На кухне стало так тихо, что я мог слышать, как напряженно дышит отец. Он осторожно положил руку мне на плечо и сказал:
— Подожди здесь, Тигр. Я посмотрю, что можно сделать.
Он вернулся несколько минут спустя. По его печальному взгляду я сразу понял, что переубедить маму не удалось.
Я сел на стул и ухватил кусок хот-дога из миски. Капли густой слюны капали с пальцев, пока я запихивал его в рот. Я пытался проглотить его и почувствовал, как по щекам бегут слезы. Я всхлипнул и повернулся к отцу, который стоял с банкой пива в руке и смотрел сквозь меня. Он кивнул, чтобы я продолжал. Я не мог поверить, что он просто стоит и смотрит, как я заталкиваю в себя отвратительное содержимое миски. В тот момент я понял, что мы все больше отдаляемся друг от друга.
Я глотал, не жуя, чтобы не чувствовать вкус, пока кто-то не треснул меня по шее.
— Жуй давай! — прорычала мама. — Ешь! Ешь все! — Она ткнула пальцем в обслюнявленные куски.

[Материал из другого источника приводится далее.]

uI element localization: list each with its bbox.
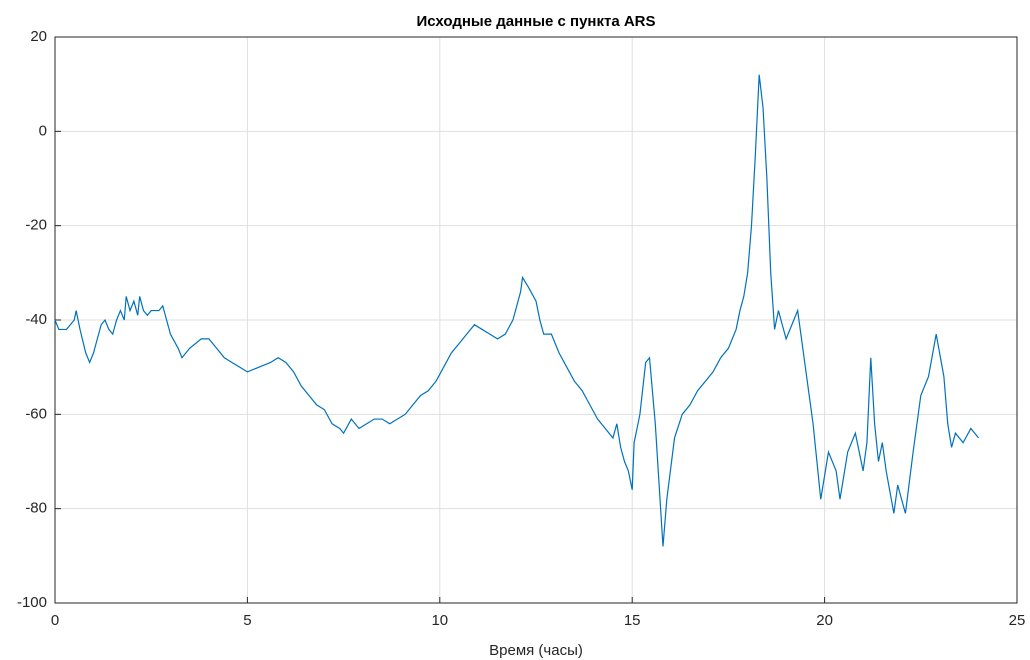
x-tick-label: 10 (431, 612, 448, 629)
y-tick-label: -100 (17, 594, 47, 611)
x-tick-label: 0 (51, 612, 59, 629)
x-tick-label: 15 (624, 612, 641, 629)
x-tick-label: 25 (1009, 612, 1026, 629)
data-line (54, 74, 979, 547)
y-tick-label: -60 (25, 405, 47, 422)
x-axis-label: Время (часы) (489, 642, 583, 659)
y-tick-label: -40 (25, 311, 47, 328)
chart-title: Исходные данные с пункта ARS (416, 13, 655, 30)
y-tick-label: 20 (30, 28, 47, 45)
x-tick-label: 20 (816, 612, 833, 629)
y-tick-label: -80 (25, 500, 47, 517)
x-tick-label: 5 (243, 612, 251, 629)
y-tick-label: -20 (25, 217, 47, 234)
y-tick-label: 0 (39, 122, 47, 139)
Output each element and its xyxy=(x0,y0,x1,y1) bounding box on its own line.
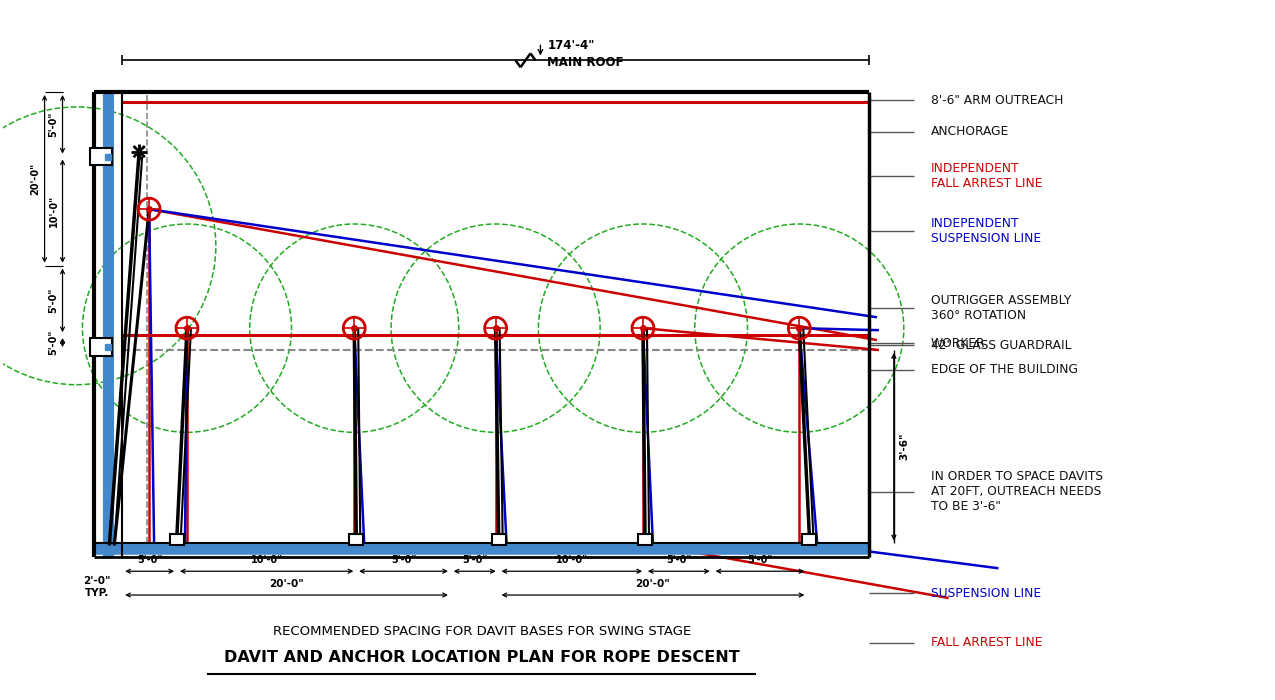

Я вжался в спинку стула. Слезы текли ручьем по щекам. Прожевав оставшиеся в миске объедки, я запрокинул голову, проталкивая то, что стало поперек горла. Я закрыл глаза и закричал про себя, умоляя желудок не отправлять съеденное обратно. И сидел так, пока не удостоверился, что меня не вырвет. Когда я наконец открыл глаза, то первым делом посмотрел на отца. А тот отвернулся, чтобы не видеть мою боль. Да, я безгранично ненавидел маму, но папу в тот момент я ненавидел еще больше. Человек, помогавший мне в прошлом, теперь неподвижно стоял и смотрел, как его сын ест то, к чему даже собака не притронется.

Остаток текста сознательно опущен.